Das gilt auch fürs zunächst so sinnlich wie abstrakt anmutende Farbenstück von Sergej Gößner: Dass „Das schrillste Blau“ eigentlich kein Blau mehr ist, zumindest kein bloßes Blau, steht als kleine Sensation am Ende. Denn am Anfang sind die Grundfarben ganz anders drauf: niemals vermischen! Vor allem Rot duldet keinen fremden (Farb-)Ton, auch Blau ist am liebsten blau. Alles bliebe einfarbig, wären da nicht zwei Erzählerinnen, eine konservative und eine fortschrittliche. Diese wagt in der Laborsituation von Amelie Hensels Bühnenbild ein Experiment: eine Farbmischung – Rosa als ersten Schritte in eine bunte Welt. Ein soziales Gleichnis? Na klar, sagt die Regisseurin Frances van Boeckel: Abschottung gegen Vielfalt und Neugier.

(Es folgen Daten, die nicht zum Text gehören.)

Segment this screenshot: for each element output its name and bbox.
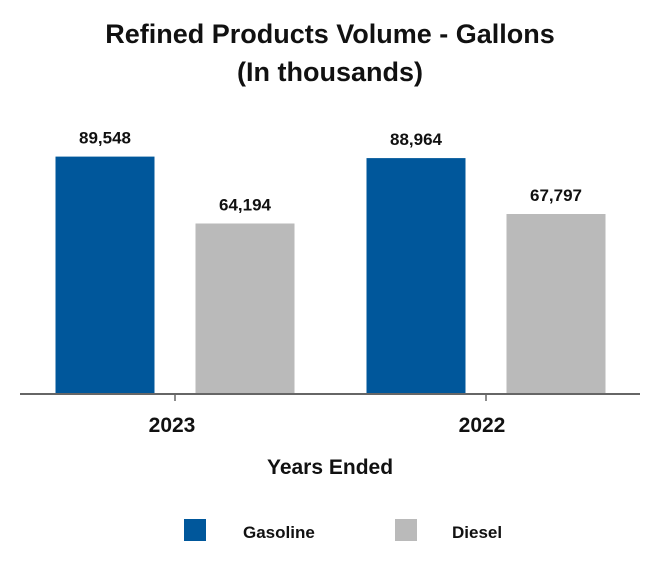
legend: Gasoline Diesel [184, 519, 502, 542]
x-axis-title: Years Ended [267, 456, 393, 479]
legend-label-diesel: Diesel [452, 523, 502, 542]
bar-diesel-2023 [195, 223, 295, 393]
legend-swatch-gasoline [184, 519, 206, 541]
x-tick-label-2022: 2022 [459, 414, 506, 437]
chart-subtitle: (In thousands) [237, 57, 423, 87]
value-label-diesel-2023: 64,194 [219, 196, 272, 215]
value-label-gasoline-2022: 88,964 [390, 130, 443, 149]
legend-swatch-diesel [395, 519, 417, 541]
bar-gasoline-2022 [366, 158, 466, 393]
x-axis-ticks [174, 394, 487, 401]
legend-label-gasoline: Gasoline [243, 523, 315, 542]
chart-title: Refined Products Volume - Gallons [105, 19, 555, 49]
bar-diesel-2022 [506, 214, 606, 393]
bars-layer [55, 156, 606, 393]
x-tick-label-2023: 2023 [149, 414, 196, 437]
value-labels-layer: 89,548 88,964 64,194 67,797 [79, 129, 582, 215]
value-label-diesel-2022: 67,797 [530, 186, 582, 205]
bar-gasoline-2023 [55, 156, 155, 393]
value-label-gasoline-2023: 89,548 [79, 129, 131, 148]
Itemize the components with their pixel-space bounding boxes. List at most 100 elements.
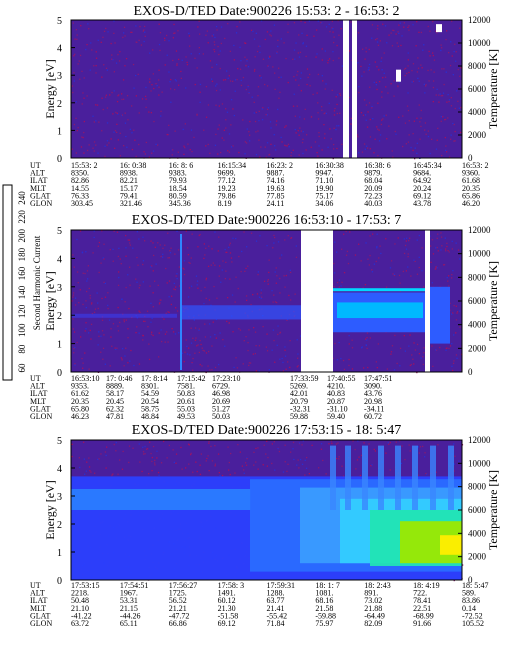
ephemeris-value: 68.04 [364, 176, 382, 185]
spike-line [180, 234, 182, 370]
ephemeris-value: 46.23 [71, 412, 89, 421]
ephemeris-value: -55.42 [267, 611, 288, 620]
ytick-label: 4 [57, 464, 62, 475]
ytick-right-label: 0 [468, 153, 473, 163]
ytick-label: 5 [57, 226, 62, 237]
ephemeris-value: 9887. [267, 169, 285, 178]
ytick-right-label: 4000 [468, 528, 487, 538]
ephemeris-value: 9383. [169, 169, 187, 178]
ytick-label: 2 [57, 311, 62, 322]
ephemeris-value: 19.23 [218, 184, 236, 193]
colorbar-tick-label: 180 [17, 247, 27, 261]
ephemeris-value: -41.22 [71, 611, 92, 620]
ytick-label: 0 [57, 154, 62, 165]
ephemeris-value: 1288. [267, 589, 285, 598]
ephemeris-value: 53.31 [120, 596, 138, 605]
ephemeris-value: -68.99 [413, 611, 434, 620]
ephemeris-value: 82.86 [71, 176, 89, 185]
heatmap-speckle [71, 20, 462, 160]
ytick-right-label: 4000 [468, 107, 487, 117]
ephemeris-row-label: UT [30, 161, 41, 170]
ephemeris-value: 75.97 [315, 619, 333, 628]
ytick-right-label: 12000 [468, 435, 491, 445]
ephemeris-value: 24.11 [267, 199, 285, 208]
ephemeris-value: 83.86 [462, 596, 480, 605]
ephemeris-value: 8938. [120, 169, 138, 178]
ephemeris-value: 20.24 [413, 184, 431, 193]
ytick-right-label: 2000 [468, 552, 487, 562]
burst-column [412, 445, 418, 510]
ephemeris-value: 6729. [212, 382, 230, 391]
ytick-right-label: 8000 [468, 482, 487, 492]
ytick-label: 3 [57, 283, 62, 294]
ephemeris-value: 16: 8: 6 [169, 161, 193, 170]
ephemeris-row-label: ILAT [30, 596, 47, 605]
ephemeris-value: 17: 8:14 [141, 374, 167, 383]
ytick-right-label: 8000 [468, 272, 487, 282]
y-axis-label: Energy [eV] [43, 271, 57, 330]
ephemeris-value: -31.10 [327, 404, 348, 413]
ephemeris-value: 74.16 [267, 176, 285, 185]
colorbar-tick-label: 120 [17, 304, 27, 318]
ephemeris-value: 1491. [218, 589, 236, 598]
ephemeris-value: 73.02 [364, 596, 382, 605]
ephemeris-value: 17:15:42 [177, 374, 205, 383]
ytick-right-label: 12000 [468, 225, 491, 235]
ytick-label: 3 [57, 71, 62, 82]
ephemeris-value: 303.45 [71, 199, 93, 208]
ephemeris-value: 16:45:34 [413, 161, 441, 170]
ephemeris-value: 82.09 [364, 619, 382, 628]
ephemeris-value: 78.41 [413, 596, 431, 605]
colorbar-tick-label: 240 [17, 191, 27, 205]
ytick-label: 2 [57, 520, 62, 531]
colorbar-tick-label: 140 [17, 285, 27, 299]
burst-column [395, 445, 401, 510]
ephemeris-row-label: MLT [30, 397, 46, 406]
ephemeris-value: 17:23:10 [212, 374, 240, 383]
ephemeris-value: 4210. [327, 382, 345, 391]
ephemeris-value: 16:53:10 [71, 374, 99, 383]
ytick-right-label: 2000 [468, 343, 487, 353]
ephemeris-row-label: GLON [30, 619, 52, 628]
ytick-label: 5 [57, 436, 62, 447]
ephemeris-value: 3090. [364, 382, 382, 391]
ion-band [430, 286, 450, 344]
ephemeris-value: 72.23 [364, 191, 382, 200]
ephemeris-value: 46.98 [212, 389, 230, 398]
ytick-right-label: 10000 [468, 249, 491, 259]
y-axis-label-right: Temperature [K] [486, 49, 500, 129]
ytick-right-label: 6000 [468, 296, 487, 306]
ephemeris-value: 43.76 [364, 389, 382, 398]
ephemeris-value: 63.77 [267, 596, 285, 605]
ephemeris-value: 79.41 [120, 191, 138, 200]
ephemeris-value: 20.87 [327, 397, 345, 406]
ephemeris-value: 0.14 [462, 604, 476, 613]
ephemeris-value: 16: 0:38 [120, 161, 146, 170]
ephemeris-value: 17:47:51 [364, 374, 392, 383]
ephemeris-value: 1967. [120, 589, 138, 598]
ephemeris-value: 65.86 [462, 191, 480, 200]
ephemeris-value: 71.84 [267, 619, 285, 628]
ephemeris-value: -51.58 [218, 611, 239, 620]
burst-column [448, 445, 454, 510]
ephemeris-value: 20.35 [462, 184, 480, 193]
ephemeris-value: 43.78 [413, 199, 431, 208]
colorbar-tick-label: 80 [17, 344, 27, 354]
burst-column [330, 445, 336, 510]
ephemeris-value: 20.45 [106, 397, 124, 406]
ephemeris-value: 14.55 [71, 184, 89, 193]
ephemeris-row-label: ILAT [30, 389, 47, 398]
ephemeris-value: 62.32 [106, 404, 124, 413]
ytick-right-label: 0 [468, 575, 473, 585]
ephemeris-value: 9947. [315, 169, 333, 178]
ephemeris-value: -44.26 [120, 611, 141, 620]
y-axis-label-right: Temperature [K] [486, 261, 500, 341]
ephemeris-value: 8889. [106, 382, 124, 391]
ephemeris-value: 321.46 [120, 199, 142, 208]
ephemeris-value: 51.27 [212, 404, 230, 413]
panel-title: EXOS-D/TED Date:900226 16:53:10 - 17:53:… [132, 213, 401, 228]
colorbar-tick-label: 60 [17, 363, 27, 373]
ephemeris-value: 69.12 [413, 191, 431, 200]
ephemeris-value: 60.72 [364, 412, 382, 421]
panel-2 [70, 229, 463, 374]
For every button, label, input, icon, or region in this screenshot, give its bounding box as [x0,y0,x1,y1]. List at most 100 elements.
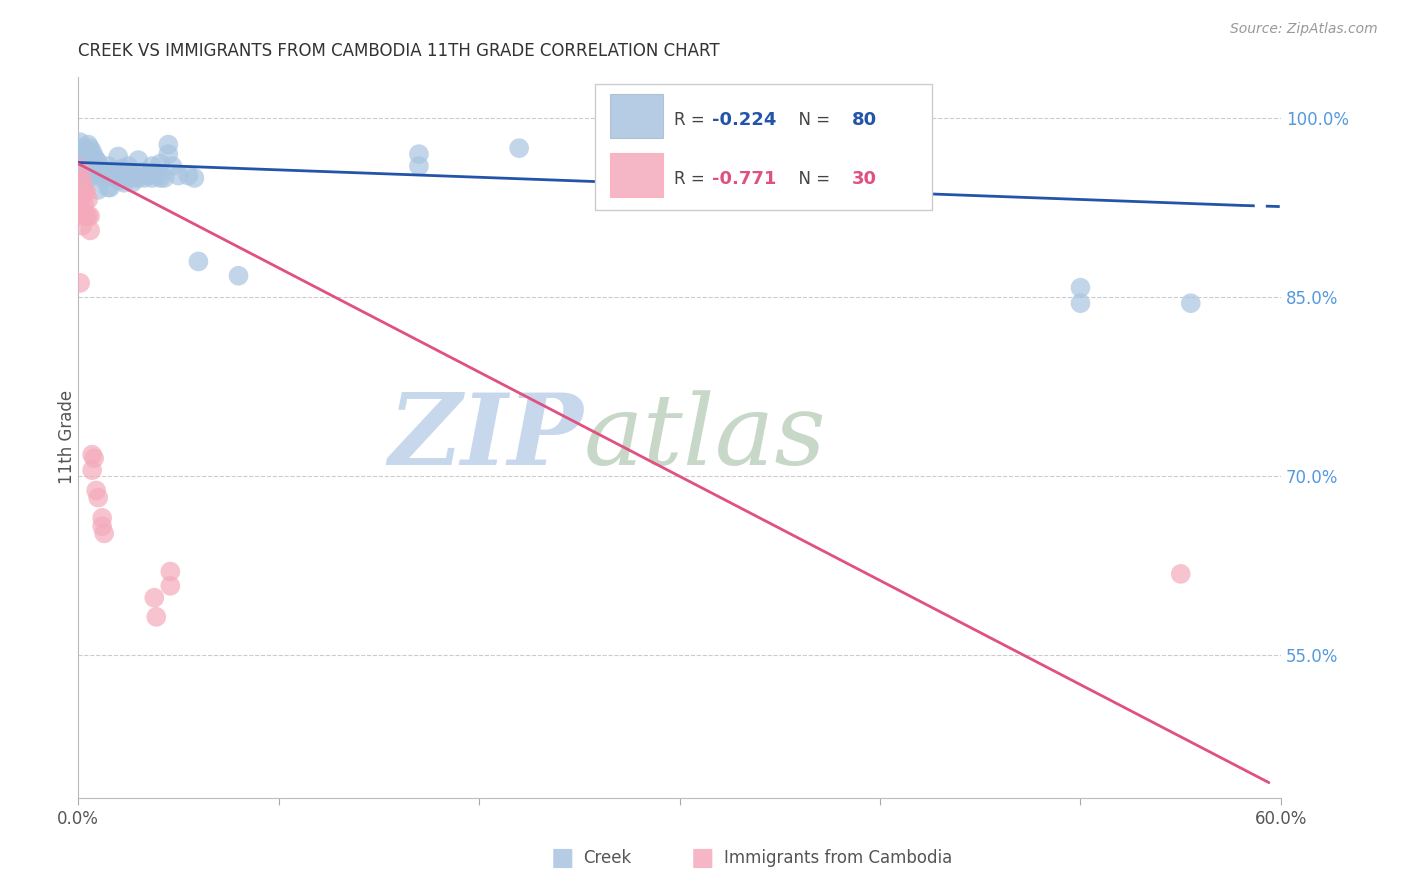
Point [73,145,96,159]
Point [157,147,180,161]
Point [75,209,97,223]
Point [117,159,139,173]
Point [87,491,110,505]
Point [134,171,156,186]
Text: -0.771: -0.771 [711,170,776,188]
Point [82,145,104,159]
Point [408,147,430,161]
Point [83,149,105,163]
Point [143,165,166,179]
Point [143,591,166,605]
Point [112,169,135,183]
Point [69,161,91,176]
FancyBboxPatch shape [610,94,662,138]
Point [149,156,172,170]
Text: N =: N = [787,111,835,128]
Point [1069,281,1091,295]
Point [112,176,135,190]
Point [97,159,120,173]
Text: 80: 80 [852,111,877,128]
Point [73,153,96,167]
Point [69,135,91,149]
Point [75,147,97,161]
Point [70,173,93,187]
Text: Creek: Creek [583,849,631,867]
FancyBboxPatch shape [610,153,662,197]
Point [93,526,115,541]
Point [70,171,93,186]
Point [91,161,114,176]
Point [79,209,101,223]
Point [122,171,145,186]
Point [87,183,110,197]
Point [110,173,132,187]
Point [408,159,430,173]
Text: Source: ZipAtlas.com: Source: ZipAtlas.com [1230,22,1378,37]
Point [105,171,128,186]
Point [70,161,93,176]
Point [177,169,200,183]
Text: -0.224: -0.224 [711,111,776,128]
Point [75,186,97,200]
Point [69,276,91,290]
Point [82,165,104,179]
Point [1170,566,1192,581]
Point [77,147,100,161]
Point [69,209,91,223]
Point [148,169,170,183]
Text: R =: R = [673,170,710,188]
Point [98,180,121,194]
Point [668,153,690,167]
Text: Immigrants from Cambodia: Immigrants from Cambodia [724,849,952,867]
FancyBboxPatch shape [595,84,932,211]
Point [157,137,180,152]
Point [70,219,93,233]
Point [82,463,104,477]
Point [769,186,792,201]
Point [93,169,115,183]
Point [77,137,100,152]
Point [91,171,114,186]
Point [98,165,121,179]
Point [70,149,93,163]
Point [75,155,97,169]
Point [183,171,205,186]
Point [127,171,149,186]
Point [159,565,181,579]
Point [111,161,134,176]
Point [83,161,105,176]
Point [73,183,96,197]
Point [79,223,101,237]
Point [120,169,142,183]
Point [107,169,129,183]
Point [97,169,120,183]
Point [79,141,101,155]
Point [75,173,97,187]
Point [149,171,172,186]
Point [73,197,96,211]
Y-axis label: 11th Grade: 11th Grade [58,391,76,484]
Point [75,163,97,178]
Point [87,155,110,169]
Point [87,168,110,182]
Point [69,159,91,173]
Point [91,519,114,533]
Point [70,141,93,155]
Point [187,254,209,268]
Point [228,268,250,283]
Point [153,171,176,186]
Point [79,162,101,177]
Point [82,448,104,462]
Text: 30: 30 [852,170,876,188]
Point [159,579,181,593]
Point [107,149,129,163]
Text: ■: ■ [551,847,574,870]
Point [84,153,107,167]
Text: ZIP: ZIP [388,389,583,485]
Point [136,169,159,183]
Text: CREEK VS IMMIGRANTS FROM CAMBODIA 11TH GRADE CORRELATION CHART: CREEK VS IMMIGRANTS FROM CAMBODIA 11TH G… [79,42,720,60]
Point [79,153,101,167]
Point [162,159,184,173]
Point [70,204,93,219]
Point [77,209,100,223]
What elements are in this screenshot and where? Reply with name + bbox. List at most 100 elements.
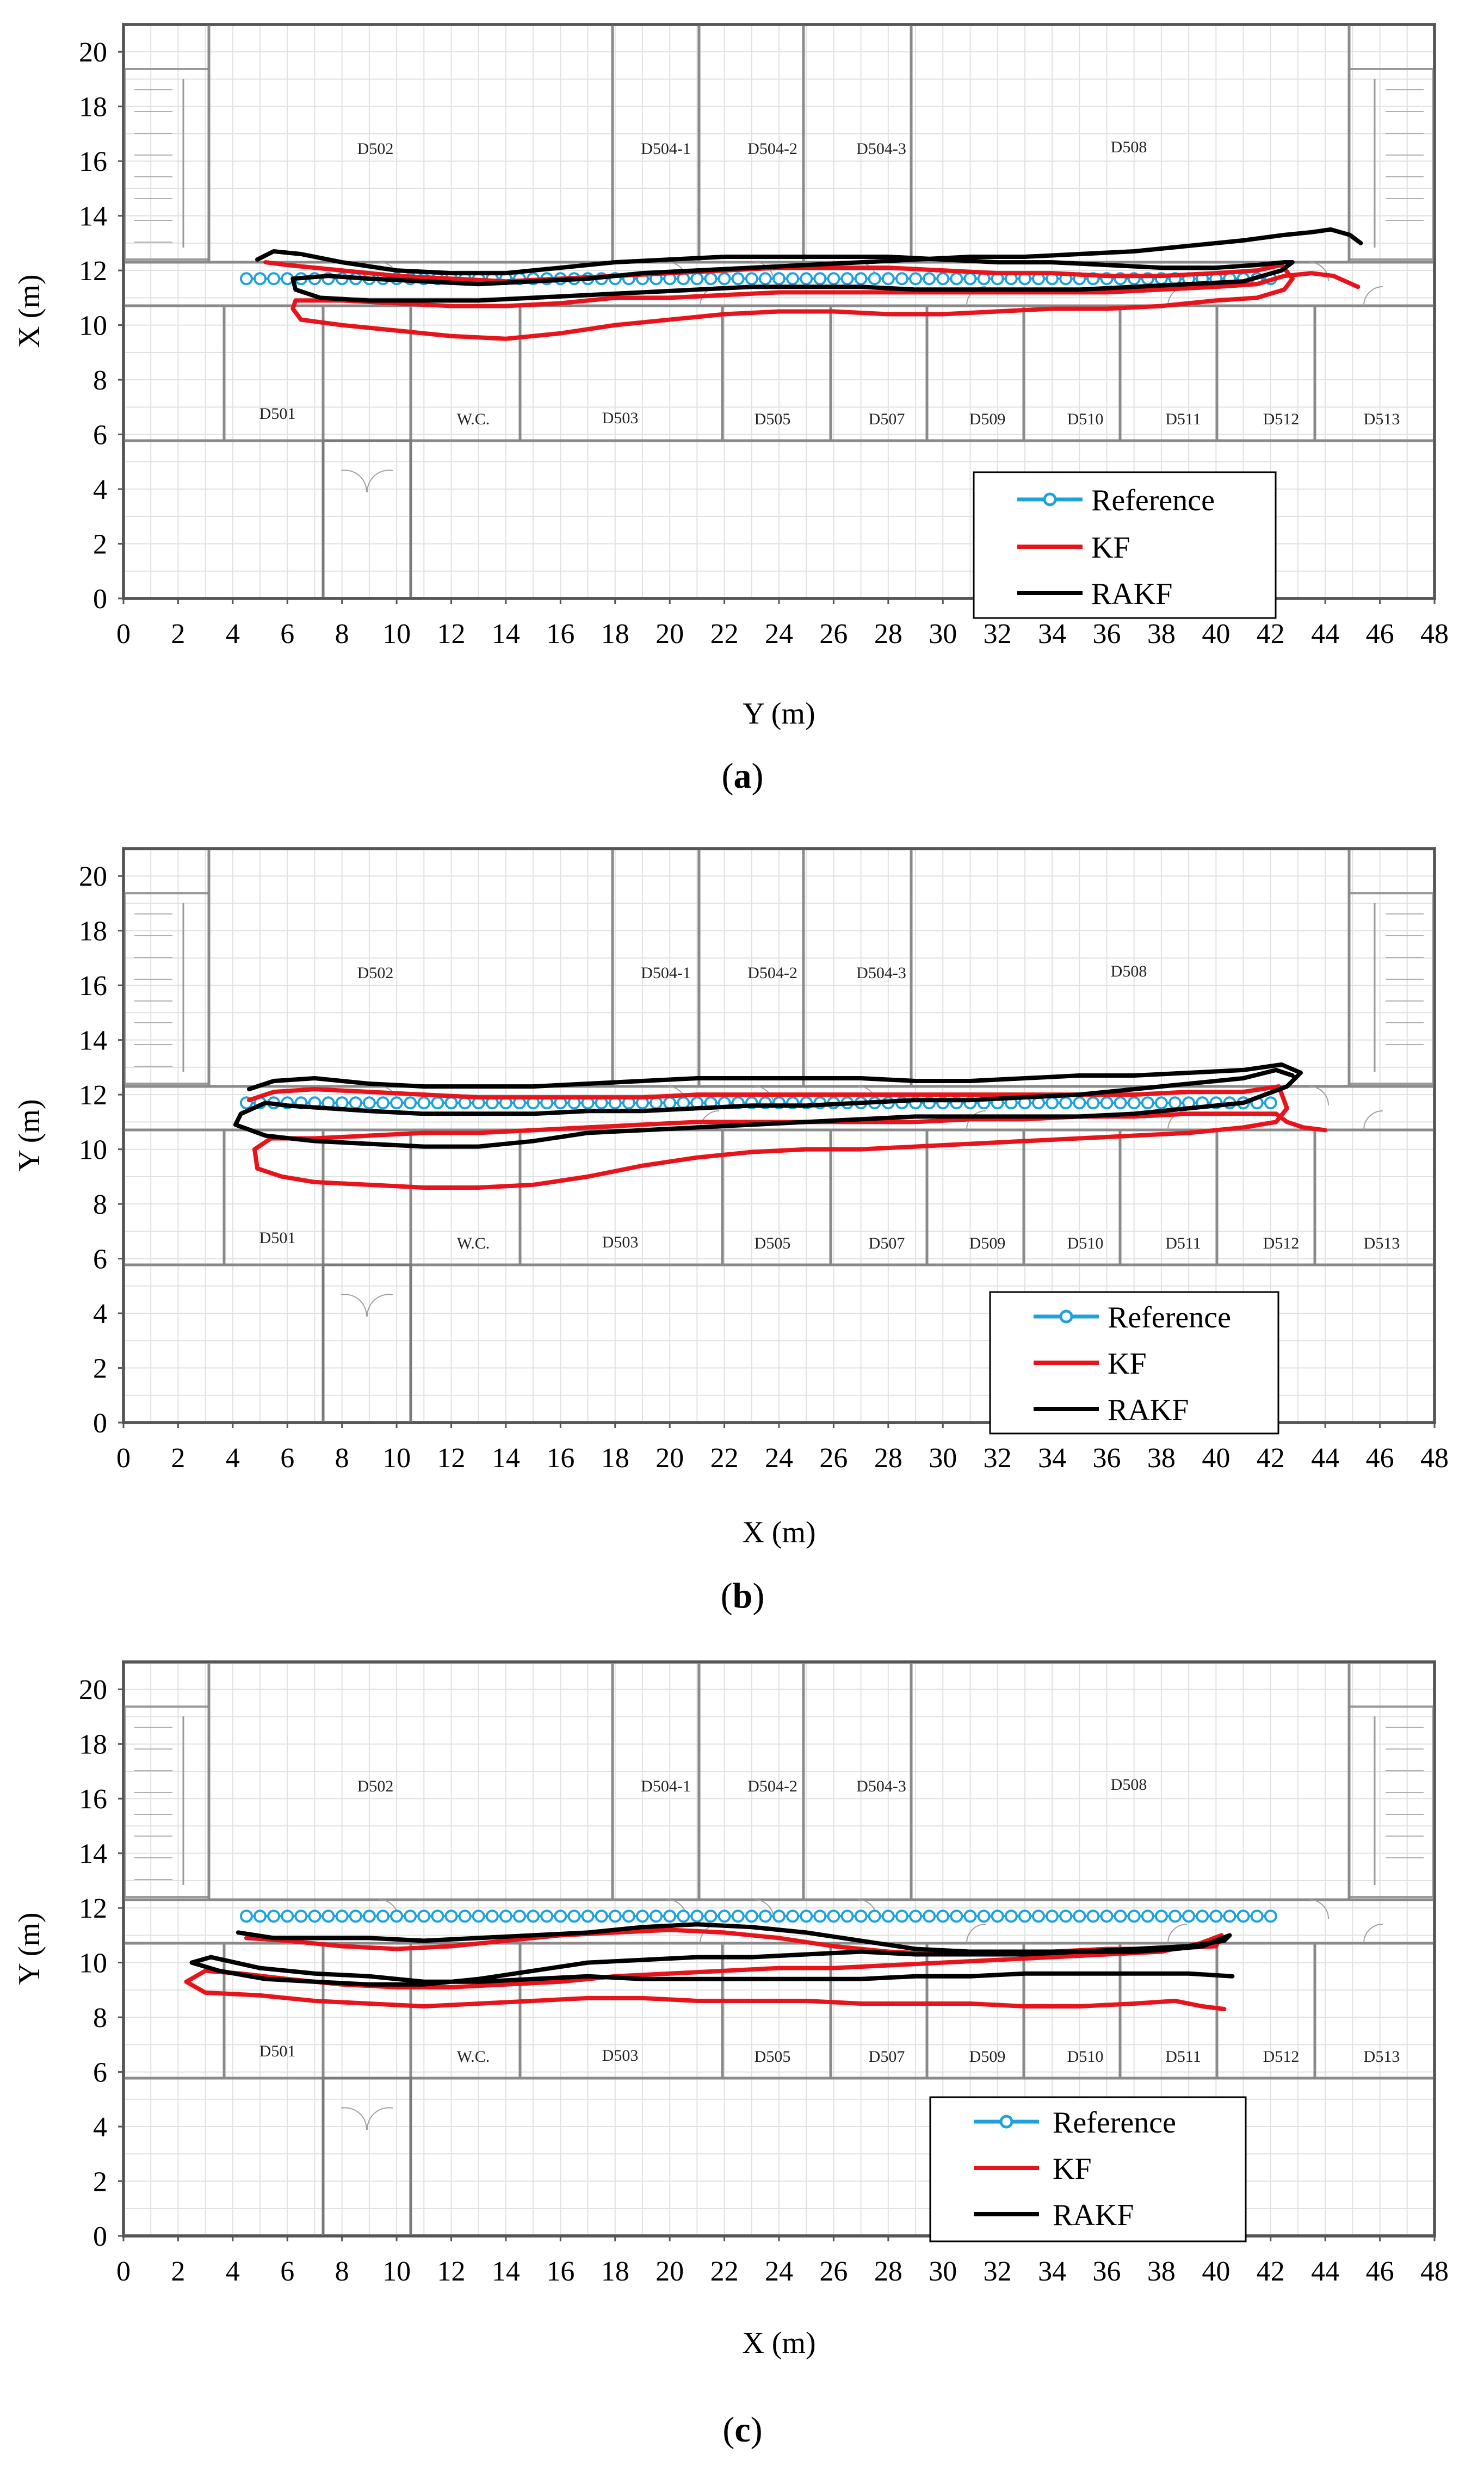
data-point-reference	[1168, 1910, 1182, 1923]
x-tick-label: 16	[546, 1443, 574, 1474]
y-tick-label: 6	[93, 2057, 107, 2088]
data-point-reference	[868, 1910, 881, 1923]
legend-label-reference-c: Reference	[1053, 2106, 1176, 2140]
room-label: D503	[602, 1233, 639, 1251]
room-label: D507	[869, 410, 905, 428]
x-tick-label: 30	[929, 619, 957, 650]
data-point-reference	[472, 1910, 485, 1923]
x-tick-label: 6	[280, 1443, 294, 1474]
data-point-reference	[581, 1910, 595, 1923]
data-point-reference	[239, 1910, 253, 1923]
data-point-reference	[513, 1910, 527, 1923]
x-tick-label: 32	[984, 1443, 1012, 1474]
legend-c: Reference KF RAKF	[929, 2096, 1247, 2242]
room-label: D513	[1364, 410, 1400, 428]
data-point-reference	[1182, 1910, 1196, 1923]
room-label: D510	[1067, 2048, 1104, 2066]
y-tick-label: 6	[93, 420, 107, 451]
data-point-reference	[595, 1910, 608, 1923]
y-tick-label: 20	[79, 37, 107, 68]
data-point-reference	[239, 272, 253, 286]
x-tick-label: 38	[1147, 1443, 1176, 1474]
data-point-reference	[431, 1910, 444, 1923]
x-tick-label: 34	[1038, 1443, 1066, 1474]
x-tick-label: 42	[1257, 2256, 1285, 2287]
legend-label-rakf-c: RAKF	[1053, 2198, 1134, 2232]
data-point-reference	[1250, 1910, 1264, 1923]
data-point-reference	[718, 272, 731, 286]
series-layer-b	[233, 1062, 1328, 1190]
x-tick-label: 30	[929, 1443, 957, 1474]
x-tick-label: 4	[226, 1443, 240, 1474]
data-point-reference	[485, 1910, 499, 1923]
x-tick-label: 8	[335, 619, 349, 650]
room-label: D508	[1111, 138, 1147, 156]
x-tick-label: 44	[1311, 2256, 1339, 2287]
data-point-reference	[308, 1910, 321, 1923]
x-tick-label: 0	[116, 619, 131, 650]
data-point-reference	[444, 1096, 458, 1110]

Doch immer wenn es um Fragen der Identität geht – Wer bin ich? Wer will ich sein? –, gibt es Konflikte. So stehen die Farben im Stück für Individualität, sagt die Regisseurin, und damit für das Bedürfnis, sich abzugrenzen. Aber auch für die Möglichkeit, sich zu verbinden: „Am Ende siegt die Neugier auf das Andere.“
Doppelpremiere an der Jungen WLB
Der Zinnsoldat und die Papiertänzerin
Die Premiere von „Der Zinnsoldat und die Papiertänzerin“ (ab sechs Jahren) beginnt an diesem Samstag, 8. März, um 15 Uhr im Studio am Blarerplatz. Die nächsten Vorstellungen folgen am 29. März, 27. April, 4., 17. und 31. Mai sowie am 29. Juni.
Das schrillste Blau
Premierenbeginn von „Das schrillste Blau“ (ab vier Jahren) ist am Sonntag, 9. März, 15 Uhr, im Podium 2 des Esslinger Schauspielhauses. Nächste Vorstellungen: 30. März, 12. und 26. April, 11. und 25. Mai, 21. Juni.